Years from now, as dog genomics matures, this volume will be remembered as the starting point, with vivid pieces on the vast phenotypic variation described for dogs. The latest interpretation of dog genome status is presented for experts and aficionados alike. The remarkable history of inbreeding has led to a mosaic genome of alternating homozygous and heterozygous/polymorphic segments specific for each breed; these are particularly useful for linkage disequilibrium-based association mapping of complex or multifactorial traits.

And dogs certainly have complex traits, notably the vast morphologic variation found in dog breeds as disparate as the chihuahua and the great dane.

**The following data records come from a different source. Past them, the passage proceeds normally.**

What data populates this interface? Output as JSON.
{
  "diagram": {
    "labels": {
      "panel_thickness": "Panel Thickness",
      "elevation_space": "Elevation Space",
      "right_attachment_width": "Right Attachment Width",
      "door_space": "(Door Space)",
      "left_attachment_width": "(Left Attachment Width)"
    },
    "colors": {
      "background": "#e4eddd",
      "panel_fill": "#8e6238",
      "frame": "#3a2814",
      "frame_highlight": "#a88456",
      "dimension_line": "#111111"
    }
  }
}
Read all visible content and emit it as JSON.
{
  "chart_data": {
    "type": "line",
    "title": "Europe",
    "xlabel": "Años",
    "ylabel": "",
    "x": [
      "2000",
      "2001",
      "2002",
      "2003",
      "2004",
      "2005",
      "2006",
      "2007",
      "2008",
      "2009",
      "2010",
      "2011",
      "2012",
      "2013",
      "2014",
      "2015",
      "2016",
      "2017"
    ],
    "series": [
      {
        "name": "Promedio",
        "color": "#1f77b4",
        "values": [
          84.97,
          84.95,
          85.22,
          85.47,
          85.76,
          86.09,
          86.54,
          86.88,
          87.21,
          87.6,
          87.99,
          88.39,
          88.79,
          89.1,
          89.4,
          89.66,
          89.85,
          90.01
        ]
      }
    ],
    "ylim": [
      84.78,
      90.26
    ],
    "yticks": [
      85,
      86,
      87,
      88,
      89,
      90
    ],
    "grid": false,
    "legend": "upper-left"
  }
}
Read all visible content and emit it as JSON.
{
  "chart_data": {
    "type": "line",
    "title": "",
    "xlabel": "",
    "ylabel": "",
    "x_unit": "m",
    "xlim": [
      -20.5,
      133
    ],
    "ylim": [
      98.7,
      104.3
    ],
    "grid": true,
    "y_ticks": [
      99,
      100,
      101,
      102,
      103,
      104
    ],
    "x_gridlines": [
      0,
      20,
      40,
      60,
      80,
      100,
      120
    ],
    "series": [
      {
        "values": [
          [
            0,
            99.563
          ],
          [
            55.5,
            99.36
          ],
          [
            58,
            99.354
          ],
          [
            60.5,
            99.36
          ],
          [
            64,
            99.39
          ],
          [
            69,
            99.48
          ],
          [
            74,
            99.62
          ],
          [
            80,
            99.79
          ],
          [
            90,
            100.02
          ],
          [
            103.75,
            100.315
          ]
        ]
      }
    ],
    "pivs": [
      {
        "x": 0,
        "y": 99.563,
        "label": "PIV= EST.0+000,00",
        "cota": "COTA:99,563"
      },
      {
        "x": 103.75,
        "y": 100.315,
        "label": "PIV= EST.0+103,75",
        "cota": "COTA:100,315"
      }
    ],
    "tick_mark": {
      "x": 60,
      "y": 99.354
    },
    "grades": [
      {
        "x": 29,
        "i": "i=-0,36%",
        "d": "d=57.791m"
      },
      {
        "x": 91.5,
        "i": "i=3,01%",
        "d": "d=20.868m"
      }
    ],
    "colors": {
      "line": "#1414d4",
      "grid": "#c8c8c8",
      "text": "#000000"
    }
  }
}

Dogs also have hard-wired behavioural acumen that allow them to herd livestock, locate missing persons and even sniff out human cancers at early stages. And of course they are loving companions like no other animals.

Generations of veterinary clinicians have identified nearly 500 human hereditary disease homologues in dogs, nearly all breed-specific; the 50 reviewed here have a confirmed genetic basis. Several have been treated successfully with futuristic gene-therapy protocols that should whet the appetite of the medical community. The book describes a cancer registry that documents the incidence and pathologies of a dozen neoplasms that account for 23% of deaths in the 65 million pet dogs in the United States. The challenge now will be to use the genome to detail the genetic bases of behaviours, morphological breed distinctiveness and the disposition of breed-specific cancers.

Researchers already have ‘bibles’ that define gene-based phenotypes suitable for interrogation by mouse, rat, fruitfly and human genetics. The Dog and Its Genome does the same for the canine genomics community. It should be consumed by researchers and their students quickly before forthcoming advances render it dated on their bookshelves.